Developmental BioEngineering, MIRA Institute for Biomedical Technology and Technical Medicine, University of Twente, Enschede 7500 AE, the Netherlands.
J Colloid Interface Sci. 2019 Mar 22;540:612-622. doi: 10.1016/j.jcis.2019.01.049. Epub 2019 Jan 14.
Facile approaches for the development of new tailored drug carriers are of high importance for the controlled administration of drugs. Herein we report a method for the synthesis of water-soluble reactive copolymers with well-defined architectures for fabrication of redox-sensitive degradable prodrug nanogels for intracellular drug release.
Primary amine-functionalized statistical copolymers were obtained by hydrolysis of poly(N-vinylpyrrolidone-co-N-vinylformamide) copolymers which were synthesized via Reversible Addition-Fragmentation chain-Transfer (RAFT) polymerization.

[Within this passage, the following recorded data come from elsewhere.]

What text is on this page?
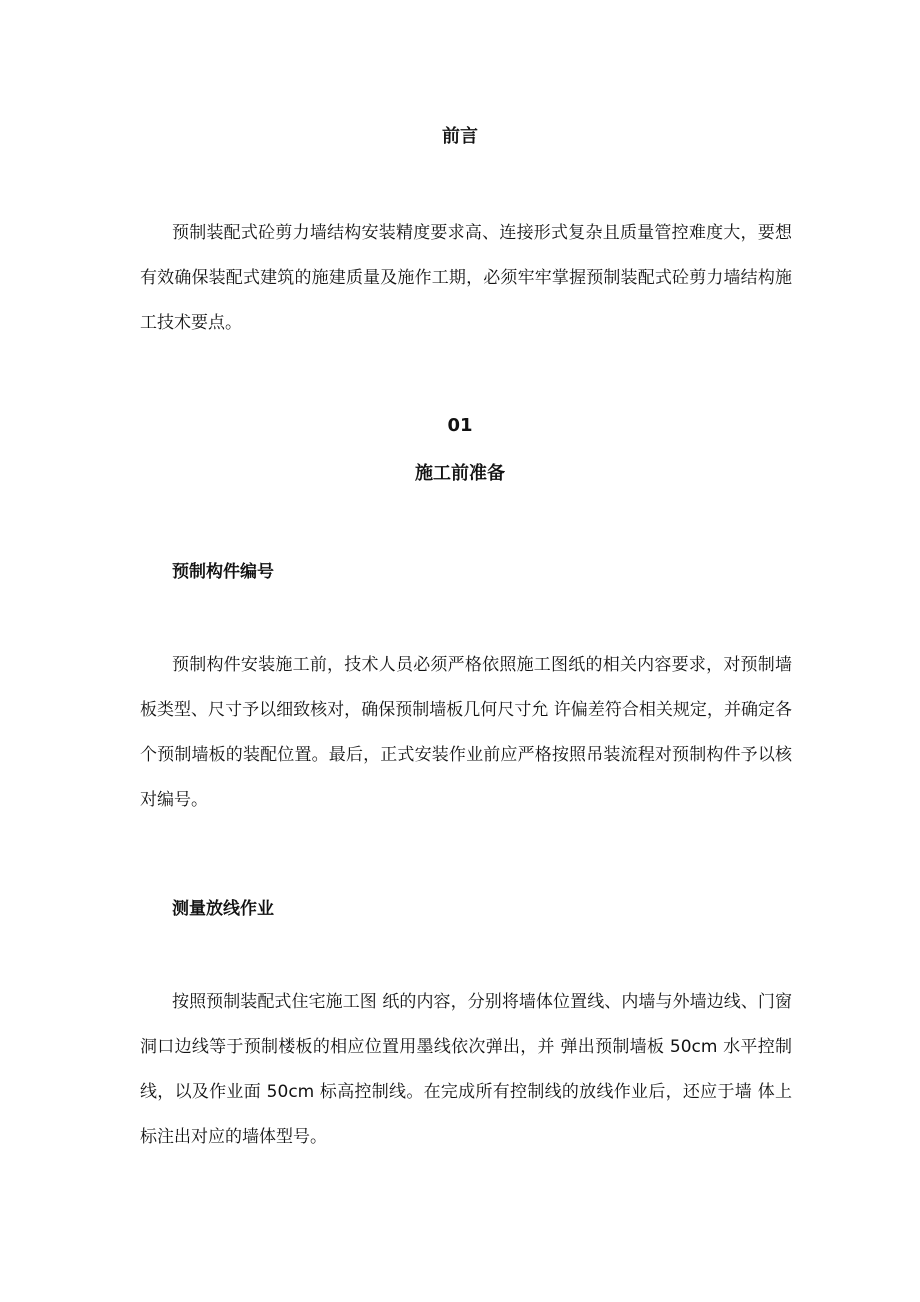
前言

预制装配式砼剪力墙结构安装精度要求高、连接形式复杂且质量管控难度大，要想有效确保装配式建筑的施建质量及施作工期，必须牢牢掌握预制装配式砼剪力墙结构施工技术要点。

01
施工前准备
预制构件编号

预制构件安装施工前，技术人员必须严格依照施工图纸的相关内容要求，对预制墙板类型、尺寸予以细致核对，确保预制墙板几何尺寸允 许偏差符合相关规定，并确定各个预制墙板的装配位置。最后，正式安装作业前应严格按照吊装流程对预制构件予以核对编号。

测量放线作业

按照预制装配式住宅施工图 纸的内容，分别将墙体位置线、内墙与外墙边线、门窗 洞口边线等于预制楼板的相应位置用墨线依次弹出，并 弹出预制墙板 50cm 水平控制线，以及作业面 50cm 标高控制线。在完成所有控制线的放线作业后，还应于墙 体上标注出对应的墙体型号。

Redox-sensitive degradable nanogels with varying crosslinking densities were synthesized with a redox-sensitive cross-linker. Doxorubicin (DOX) was loaded to form prodrug nanogels (DNG) with hydrodynamic radius from 142 nm to 240 nm.

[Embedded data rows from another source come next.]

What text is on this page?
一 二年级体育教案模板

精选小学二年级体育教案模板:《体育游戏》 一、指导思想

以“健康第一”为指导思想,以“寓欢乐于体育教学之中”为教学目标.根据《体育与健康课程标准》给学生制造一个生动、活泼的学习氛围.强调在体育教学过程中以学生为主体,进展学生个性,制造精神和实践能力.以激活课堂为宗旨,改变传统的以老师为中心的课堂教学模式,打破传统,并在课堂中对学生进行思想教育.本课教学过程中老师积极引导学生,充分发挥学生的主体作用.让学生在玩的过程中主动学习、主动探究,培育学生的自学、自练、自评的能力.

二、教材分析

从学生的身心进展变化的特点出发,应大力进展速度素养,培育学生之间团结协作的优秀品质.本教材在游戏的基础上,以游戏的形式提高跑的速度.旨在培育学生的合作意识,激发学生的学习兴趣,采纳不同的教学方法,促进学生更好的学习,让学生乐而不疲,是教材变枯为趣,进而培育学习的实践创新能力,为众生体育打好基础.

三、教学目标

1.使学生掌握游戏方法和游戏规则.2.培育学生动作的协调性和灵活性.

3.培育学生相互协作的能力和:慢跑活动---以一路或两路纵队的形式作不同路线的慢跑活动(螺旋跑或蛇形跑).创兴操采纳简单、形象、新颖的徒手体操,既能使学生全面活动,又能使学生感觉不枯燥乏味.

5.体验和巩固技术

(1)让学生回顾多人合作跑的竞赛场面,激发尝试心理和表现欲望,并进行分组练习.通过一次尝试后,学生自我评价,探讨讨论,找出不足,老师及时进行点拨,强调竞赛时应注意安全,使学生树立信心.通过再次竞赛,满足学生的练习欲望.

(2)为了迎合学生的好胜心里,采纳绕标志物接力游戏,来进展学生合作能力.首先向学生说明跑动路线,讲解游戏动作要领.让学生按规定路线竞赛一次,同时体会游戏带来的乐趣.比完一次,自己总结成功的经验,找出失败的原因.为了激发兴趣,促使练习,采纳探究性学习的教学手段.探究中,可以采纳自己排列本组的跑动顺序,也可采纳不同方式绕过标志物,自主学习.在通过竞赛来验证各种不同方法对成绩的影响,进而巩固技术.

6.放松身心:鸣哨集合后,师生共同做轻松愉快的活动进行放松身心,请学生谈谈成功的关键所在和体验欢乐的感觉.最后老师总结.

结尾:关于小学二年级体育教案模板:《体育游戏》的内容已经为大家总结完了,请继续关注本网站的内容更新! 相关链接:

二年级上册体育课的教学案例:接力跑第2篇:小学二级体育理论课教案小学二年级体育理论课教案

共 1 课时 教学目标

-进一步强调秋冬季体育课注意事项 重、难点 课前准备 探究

The nanogels demonstrated slower degradation and retarded drug release rate with increased crosslinking density in the presence of 10 mM reduced glutathione (GSH) at 37 °C. The in vitro release studies revealed that maximum 85% DOX was released in 24 h under a reductive environment. Intracellular drug release profiles in HeLa cells indicated that the DOX delivery rate was tunable via varying crosslinking density of the nanogels. Cell viability assay demonstrated that the blank nanogels were biocompatible in wide concentrations up to 0.5 mg/mL while the DOX-loaded nanogels displayed medium antitumor activity with IC50 (half-maximal inhibitory concentration) of 1.80 μg/mL, 2.57 μg/mL, 3.01 μg/mL for DNG5, DNG10 and DNG15 respectively.
开发新的定制药物载体的简便方法对于药物的控制给药非常重要。在此,我们报告了一种合成具有明确结构的水溶性反应性共聚物的方法,用于制备氧化还原敏感的可降解前药纳米凝胶,以实现细胞内药物释放。

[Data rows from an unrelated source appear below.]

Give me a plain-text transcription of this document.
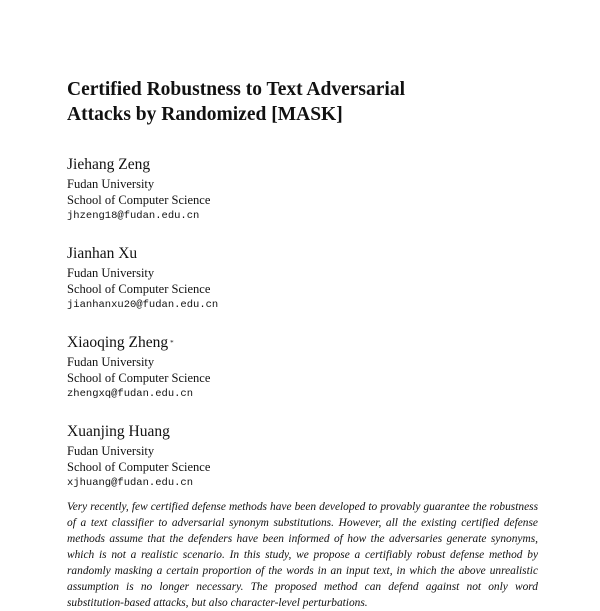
Certified Robustness to Text Adversarial
Attacks by Randomized [MASK]
Jiehang Zeng
Fudan University
School of Computer Science
jhzeng18@fudan.edu.cn
Jianhan Xu
Fudan University
School of Computer Science
jianhanxu20@fudan.edu.cn
Xiaoqing Zheng *
Fudan University
School of Computer Science
zhengxq@fudan.edu.cn
Xuanjing Huang
Fudan University
School of Computer Science
xjhuang@fudan.edu.cn

Very recently, few certified defense methods have been developed to provably guarantee the robustness of a text classifier to adversarial synonym substitutions. However, all the existing certified defense methods assume that the defenders have been informed of how the adversaries generate synonyms, which is not a realistic scenario. In this study, we propose a certifiably robust defense method by randomly masking a certain proportion of the words in an input text, in which the above unrealistic assumption is no longer necessary. The proposed method can defend against not only word substitution-based attacks, but also character-level perturbations.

通过水解聚(N-乙烯基吡咯烷酮-co-N-乙烯基甲酰胺)共聚物来获得伯胺官能化的统计共聚物,该共聚物是通过可逆加成-断裂链转移(RAFT)聚合合成的。使用氧化还原敏感的交联剂合成了具有不同交联密度的氧化还原敏感的可降解纳米凝胶。阿霉素(DOX)被加载以形成水动力半径为 142nm 至 240nm 的前药纳米凝胶(DNG)。
在 37°C 下,在 10mM 还原型谷胱甘肽(GSH)存在下,交联密度增加时,纳米凝胶表现出较慢的降解和延迟的药物释放速率。体外释放研究表明,在还原环境下最大 85%的 DOX 在 24 小时内释放。HeLa 细胞内药物释放曲线表明,通过改变纳米凝胶的交联密度可以调节 DOX 的递送速率。细胞活力测定表明,空白纳米凝胶在高达 0.5mg/mL 的宽浓度范围内具有生物相容性,而负载 DOX 的纳米凝胶显示出中等的抗肿瘤活性,DNG5、DNG10 和 DNG15 的 IC50(半最大抑制浓度)分别为 1.80μg/mL、2.57μg/mL 和 3.01μg/mL。